The Thomson Elementary School gym became a bazaar Friday as third-graders peddled services and wares they created for the fourth annual Market Day.
The event is the culmination of a unit on economics the children have been studying.
For two months, students have been earning money by helping out around the classroom and for good behavior such as turning in their homework on time.
They also interviewed for classroom jobs, and those who were “hired” earned more money to spend at Market Day.
Students learned about taxes because they were charged for their earned income. They also became entrepreneurs by creating businesses for the day. Booths ranged from nail salons to face-painting to games. Some booths were mini-stores peddling items, including baked goods, rings, bracelets, bookmarks and hats, many of which were made by the students.
“Those are the types of things we have them focus on because that’s what they should be learning, most people think out of a book. We just like to do it hands-on,” said organizer Tabitha Purvis.
Riley Collins, 9, sold rockets, bookmarks, chip clips and bracelets. He said the event taught him about supply and demand.

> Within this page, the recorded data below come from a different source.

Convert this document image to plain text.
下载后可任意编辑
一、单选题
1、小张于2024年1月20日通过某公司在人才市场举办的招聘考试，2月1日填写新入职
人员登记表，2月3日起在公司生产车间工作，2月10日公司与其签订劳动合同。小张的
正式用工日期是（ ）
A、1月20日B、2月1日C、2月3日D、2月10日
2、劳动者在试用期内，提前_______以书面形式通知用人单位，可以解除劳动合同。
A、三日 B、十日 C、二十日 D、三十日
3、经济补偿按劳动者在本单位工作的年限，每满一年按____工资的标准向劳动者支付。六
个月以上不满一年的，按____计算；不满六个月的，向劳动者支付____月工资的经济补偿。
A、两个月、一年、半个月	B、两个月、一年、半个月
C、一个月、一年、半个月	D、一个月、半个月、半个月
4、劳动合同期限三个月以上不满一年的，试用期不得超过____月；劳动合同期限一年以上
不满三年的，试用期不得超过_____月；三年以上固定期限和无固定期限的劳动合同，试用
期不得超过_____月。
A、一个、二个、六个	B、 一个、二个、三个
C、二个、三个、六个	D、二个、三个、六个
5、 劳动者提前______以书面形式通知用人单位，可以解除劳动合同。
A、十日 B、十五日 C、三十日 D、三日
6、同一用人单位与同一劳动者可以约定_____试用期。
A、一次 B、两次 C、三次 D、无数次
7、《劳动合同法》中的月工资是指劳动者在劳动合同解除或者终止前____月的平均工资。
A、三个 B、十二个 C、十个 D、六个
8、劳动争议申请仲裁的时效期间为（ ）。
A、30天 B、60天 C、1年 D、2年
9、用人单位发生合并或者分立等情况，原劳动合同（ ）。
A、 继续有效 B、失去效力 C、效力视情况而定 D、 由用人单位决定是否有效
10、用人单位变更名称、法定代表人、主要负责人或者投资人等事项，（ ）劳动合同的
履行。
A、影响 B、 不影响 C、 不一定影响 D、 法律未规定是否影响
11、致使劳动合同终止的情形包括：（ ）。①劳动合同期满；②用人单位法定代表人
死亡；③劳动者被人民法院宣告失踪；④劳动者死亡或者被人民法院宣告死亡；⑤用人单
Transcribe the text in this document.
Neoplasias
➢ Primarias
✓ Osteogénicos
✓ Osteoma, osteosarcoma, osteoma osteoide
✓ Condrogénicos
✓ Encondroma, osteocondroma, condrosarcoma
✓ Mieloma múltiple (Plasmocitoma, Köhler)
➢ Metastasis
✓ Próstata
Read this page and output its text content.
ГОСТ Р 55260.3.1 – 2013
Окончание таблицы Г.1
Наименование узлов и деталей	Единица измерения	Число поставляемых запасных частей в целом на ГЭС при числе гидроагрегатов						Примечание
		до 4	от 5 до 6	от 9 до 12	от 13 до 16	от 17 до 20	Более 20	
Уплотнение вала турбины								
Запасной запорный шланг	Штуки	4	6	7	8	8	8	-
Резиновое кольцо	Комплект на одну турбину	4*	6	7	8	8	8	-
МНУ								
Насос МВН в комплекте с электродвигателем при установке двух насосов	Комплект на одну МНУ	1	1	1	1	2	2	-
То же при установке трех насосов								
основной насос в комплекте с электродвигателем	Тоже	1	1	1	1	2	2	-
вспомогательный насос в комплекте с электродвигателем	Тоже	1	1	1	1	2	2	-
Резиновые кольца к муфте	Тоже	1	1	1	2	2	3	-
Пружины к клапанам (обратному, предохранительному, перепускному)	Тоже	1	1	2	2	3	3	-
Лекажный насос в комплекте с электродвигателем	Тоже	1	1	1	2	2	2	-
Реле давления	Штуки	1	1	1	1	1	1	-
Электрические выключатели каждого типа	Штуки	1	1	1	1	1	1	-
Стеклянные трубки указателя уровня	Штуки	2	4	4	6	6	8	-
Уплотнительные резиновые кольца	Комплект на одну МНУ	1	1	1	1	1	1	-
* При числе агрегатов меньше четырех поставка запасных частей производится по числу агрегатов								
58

“There might be a scarcity if there’s only two but there’s five people,” he said. “You make the price higher so only two people can buy it.”
Mario Hall, 8, sold brownie pops he made with his mother. He said he chose to sell them because they are sweet and they looked like fun to make.
After the event, students wrote about what they learned. “That (way) we’re able to link this experience to the book-learning they did in their room,” Purvis said.